Maugendre

— Beau-père de Jordan. Avait à la Villette une manufacture de bâches où il a gagné quinze mille francs de rente. Gros homme calme et chauve, à favoris blancs. S’est retiré avec sa femme en un petit hôtel, avec un beau jardin, rue Legendre. Les deux époux vivent trop grassement, s’ennuyant à ne plus rien faire. C’est à contre-cœur qu’ils ont vu leur fille Marcelle épouser Jordan, jeune écrivain dont le père est mort ruiné. Ils se méfient d’un poète, croient avoir beaucoup fait en consentant au mariage et n’ont rien donné, sous le prétexte que Marcelle, après eux, aura leur fortune intacte, engraissée d’économies [19].
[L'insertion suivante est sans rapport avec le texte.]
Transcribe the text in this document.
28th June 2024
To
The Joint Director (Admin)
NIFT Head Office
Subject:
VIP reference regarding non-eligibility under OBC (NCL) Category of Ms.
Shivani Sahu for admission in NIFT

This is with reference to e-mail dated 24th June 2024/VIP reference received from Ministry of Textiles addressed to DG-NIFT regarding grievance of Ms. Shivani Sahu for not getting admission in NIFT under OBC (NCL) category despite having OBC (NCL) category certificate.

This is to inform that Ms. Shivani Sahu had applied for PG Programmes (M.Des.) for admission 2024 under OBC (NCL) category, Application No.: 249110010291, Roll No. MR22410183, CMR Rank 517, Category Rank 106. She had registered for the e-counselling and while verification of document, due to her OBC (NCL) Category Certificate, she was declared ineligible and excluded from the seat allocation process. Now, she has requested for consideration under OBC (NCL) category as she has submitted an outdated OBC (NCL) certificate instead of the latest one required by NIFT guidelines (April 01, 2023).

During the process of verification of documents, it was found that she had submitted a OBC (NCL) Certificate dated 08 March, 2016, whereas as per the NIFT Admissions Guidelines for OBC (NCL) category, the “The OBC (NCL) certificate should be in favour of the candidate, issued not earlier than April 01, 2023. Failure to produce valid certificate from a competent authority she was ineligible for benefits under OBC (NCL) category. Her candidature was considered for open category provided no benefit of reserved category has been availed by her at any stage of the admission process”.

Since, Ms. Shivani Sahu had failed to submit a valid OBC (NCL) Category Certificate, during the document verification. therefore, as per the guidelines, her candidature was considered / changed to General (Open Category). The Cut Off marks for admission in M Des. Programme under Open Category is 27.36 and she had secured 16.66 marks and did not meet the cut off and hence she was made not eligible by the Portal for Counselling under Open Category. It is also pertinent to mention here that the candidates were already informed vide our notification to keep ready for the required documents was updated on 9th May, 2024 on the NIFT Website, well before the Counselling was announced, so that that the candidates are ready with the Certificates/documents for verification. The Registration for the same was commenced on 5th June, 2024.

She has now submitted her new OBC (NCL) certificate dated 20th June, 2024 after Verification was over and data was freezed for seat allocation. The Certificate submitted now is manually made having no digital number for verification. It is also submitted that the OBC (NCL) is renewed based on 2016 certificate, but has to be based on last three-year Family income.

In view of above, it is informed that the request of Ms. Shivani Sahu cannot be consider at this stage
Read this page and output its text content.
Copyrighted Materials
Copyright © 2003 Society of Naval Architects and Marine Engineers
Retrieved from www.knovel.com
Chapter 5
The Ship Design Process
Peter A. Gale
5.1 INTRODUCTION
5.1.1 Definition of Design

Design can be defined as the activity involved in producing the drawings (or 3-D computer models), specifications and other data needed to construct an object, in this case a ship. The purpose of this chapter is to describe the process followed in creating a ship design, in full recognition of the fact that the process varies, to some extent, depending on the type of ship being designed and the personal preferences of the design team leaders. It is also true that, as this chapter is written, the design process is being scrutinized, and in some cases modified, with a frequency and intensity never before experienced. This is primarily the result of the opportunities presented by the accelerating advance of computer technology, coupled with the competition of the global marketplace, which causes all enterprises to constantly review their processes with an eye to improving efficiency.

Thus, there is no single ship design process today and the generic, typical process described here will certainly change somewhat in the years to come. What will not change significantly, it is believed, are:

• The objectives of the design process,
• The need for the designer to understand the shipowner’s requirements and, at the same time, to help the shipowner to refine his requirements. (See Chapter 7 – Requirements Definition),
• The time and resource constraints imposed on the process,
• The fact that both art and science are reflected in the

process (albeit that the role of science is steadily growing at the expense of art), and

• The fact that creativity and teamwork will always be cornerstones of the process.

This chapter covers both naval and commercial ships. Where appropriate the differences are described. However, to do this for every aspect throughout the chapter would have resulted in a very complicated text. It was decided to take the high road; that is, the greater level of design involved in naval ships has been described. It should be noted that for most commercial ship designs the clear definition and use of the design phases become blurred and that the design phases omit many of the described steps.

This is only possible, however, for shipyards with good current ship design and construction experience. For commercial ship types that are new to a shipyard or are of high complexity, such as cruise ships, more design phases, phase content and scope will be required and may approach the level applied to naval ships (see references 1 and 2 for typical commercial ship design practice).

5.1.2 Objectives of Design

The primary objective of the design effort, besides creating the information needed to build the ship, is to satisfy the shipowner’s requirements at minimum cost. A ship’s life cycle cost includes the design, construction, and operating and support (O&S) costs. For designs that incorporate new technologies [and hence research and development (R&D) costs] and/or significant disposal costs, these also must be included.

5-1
Dans sa vie désœuvrée, l’ancien fabricant, qui tonnait autrefois contre les agioteurs, s’est intéressé à la cote de la Bourse, lue chaque soir dans le journal. Une somme importante lui rentre un jour, il a l’idée de l’employer en reports, un simple placement, pas encore de la spéculation ; puis la fièvre commence à le brûler, devant la danse des millions, dans cet air empoisonné du jeu. Un gain de six mille francs achève de le détraquer, il se met à opérer, d’abord au comptant, puis à ternie, petitement pour commencer, s’enhardissant chaque fois davantage, malgré les premières résistances de sa femme et le blâme formel de son beau-frère Chave [202]. Le coup de Sadowa lui a fait perdre cinquante mille francs [215]. Il croit réparer le mal en achetant cinquante actions de l’Universelle au cours de douze cents francs; il les voit progressivement monter et en achète encore; on dépasse le cours de trois mille francs; une première baisse laisse intacte la foi de Maugendre dans le génie de Saccard ; pour se rattraper, il joue à découvert, achetant toujours, et à l’heure définitive de l’effondrement, c’est un désastre irréparable, d’énormes différences à payer, plus de deux cent mille francs, qui achèveront d’emporter la fortune gagnée si rudement par trente années de travail [386]. (L’Argent.)